Par Alain Clapaud, publié le 14 février 2023

Des réseaux satellites pour connecter terre, ciel et mer

Le déploiement de nouvelles constellations de satellites va abaisser le coût d’accès aux services spatiaux. Si l’accès internet haut débit devient possible sur toute la planète, les apports du «New Space» vont bien au-delà.

Lourdes à mettre en place, coûteuses à l’utilisation, et présentant une latence importante, les liaisons satellites ont plutôt mauvaise réputation auprès des entreprises. Pourtant le secteur spatial est en train de connaître sa révolution. C’est ce que l’on appelle le « New Space ».

« Pendant des années, le satellite a été exploité dans un mode “one to many”, comme par exemple pour diffuser des chaînes TV. Faire du “one to one” était extrêmement coûteux et limité à quelques applications dans les domaines pétrolifère, militaire ou encore pour les reporters de terrain », explique Éric Beaudet, consultant senior dans le secteur télécoms chez Teknowlogy. L’expert souligne que les nouvelles générations de satellites HTS et VHTS (High Throughput Satellite et Very High Troughput Satellite) ont permis de multiplier par 100 la capacité en orbite et d’abaisser ainsi significativement le coût de transfert de données. « Des dizaines de nouvelles applications ont pu émerger. C’est comme cela que l’on dispose désormais d’internet dans les avions, et que l’on connecte les navires en mer, mais aussi les 3 % à 5 % d’Européens qui ne disposaient pas d’un accès internet de bonne qualité. »

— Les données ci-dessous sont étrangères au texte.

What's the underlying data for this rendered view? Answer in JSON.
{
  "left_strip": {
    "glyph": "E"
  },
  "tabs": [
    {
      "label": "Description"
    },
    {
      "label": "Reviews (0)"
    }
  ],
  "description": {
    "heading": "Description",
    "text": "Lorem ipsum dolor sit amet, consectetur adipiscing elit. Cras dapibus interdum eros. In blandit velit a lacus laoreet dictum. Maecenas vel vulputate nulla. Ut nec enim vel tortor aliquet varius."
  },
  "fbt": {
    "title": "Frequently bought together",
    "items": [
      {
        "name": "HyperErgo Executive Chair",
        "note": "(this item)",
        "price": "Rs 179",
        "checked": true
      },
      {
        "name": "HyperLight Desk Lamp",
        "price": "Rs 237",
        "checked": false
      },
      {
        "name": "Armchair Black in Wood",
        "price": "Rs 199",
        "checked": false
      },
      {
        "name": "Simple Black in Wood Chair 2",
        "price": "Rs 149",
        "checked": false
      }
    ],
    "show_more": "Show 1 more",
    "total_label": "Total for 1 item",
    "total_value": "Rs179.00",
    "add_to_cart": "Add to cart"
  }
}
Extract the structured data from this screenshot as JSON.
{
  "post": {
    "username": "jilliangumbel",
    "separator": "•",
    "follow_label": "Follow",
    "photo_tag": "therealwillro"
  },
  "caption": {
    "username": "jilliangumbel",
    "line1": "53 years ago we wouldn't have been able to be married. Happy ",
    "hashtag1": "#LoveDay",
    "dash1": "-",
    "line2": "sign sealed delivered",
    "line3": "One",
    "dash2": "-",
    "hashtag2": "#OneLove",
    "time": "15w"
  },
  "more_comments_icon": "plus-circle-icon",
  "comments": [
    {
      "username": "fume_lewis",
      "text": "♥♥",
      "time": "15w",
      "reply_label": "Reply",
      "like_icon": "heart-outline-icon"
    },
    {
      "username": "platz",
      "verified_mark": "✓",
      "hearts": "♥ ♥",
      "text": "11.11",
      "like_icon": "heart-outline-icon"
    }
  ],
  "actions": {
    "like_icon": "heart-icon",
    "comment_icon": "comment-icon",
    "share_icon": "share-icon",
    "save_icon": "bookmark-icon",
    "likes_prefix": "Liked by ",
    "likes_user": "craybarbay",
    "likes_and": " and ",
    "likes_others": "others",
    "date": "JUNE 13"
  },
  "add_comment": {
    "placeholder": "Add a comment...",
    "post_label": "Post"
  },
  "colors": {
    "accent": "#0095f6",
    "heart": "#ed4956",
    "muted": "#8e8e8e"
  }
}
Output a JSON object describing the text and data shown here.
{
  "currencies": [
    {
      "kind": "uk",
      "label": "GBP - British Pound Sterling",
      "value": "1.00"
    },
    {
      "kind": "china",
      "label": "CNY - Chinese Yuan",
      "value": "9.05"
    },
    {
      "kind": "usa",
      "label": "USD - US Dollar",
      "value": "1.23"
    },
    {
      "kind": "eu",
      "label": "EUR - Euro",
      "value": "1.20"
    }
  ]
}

Réseaux : supprimer les zones blanches

Le porte-étendard de cette révolution spatiale, c’est bien évidemment Starlink, le service d’accès à internet par satellite de SpaceX. En février 2022, ce sont plus de 2 000 satellites qui ont déjà été lancés par les fusées Falcon de SpaceX. Une fois achevée, la constellation comptera environ 12 000 satellites actifs. Celle-ci est d’ores et déjà accessible dans de nombreuses régions du Globe et apparaît comme une solution parfaitement viable pour faire du télétravail. Arnaud Courtois, coordinateur de projet technique chez France Télévisions, l’a expérimentée : « Pour avoir utilisé Starlink à mon domicile en télétravail, c’est une très bonne solution. L’installation de l’antenne au moyen de l’application mobile est à la portée de tous. » Si la solution est intéressante pour équiper des télétravailleurs et des salariés détachés sur des zones isolées, elle n’est pas totalement adaptée au travail sur le terrain, ne serait-ce que parce qu’elle doit être alimentée en 220 V. « C’est un handicap pour la confier à un reporter sur le terrain. Nous devons encore créer le bon packaging pour la rendre autonome et facilement transportable. Autre inconvénient, l’antenne doit être rattachée à une zone géographique d’un rayon de 30 km, ce qui peut, là encore, se révéler une contrainte. Néanmoins, la déclaration d’une nouvelle zone ne prend que quelques minutes sur le site web de Starlink. »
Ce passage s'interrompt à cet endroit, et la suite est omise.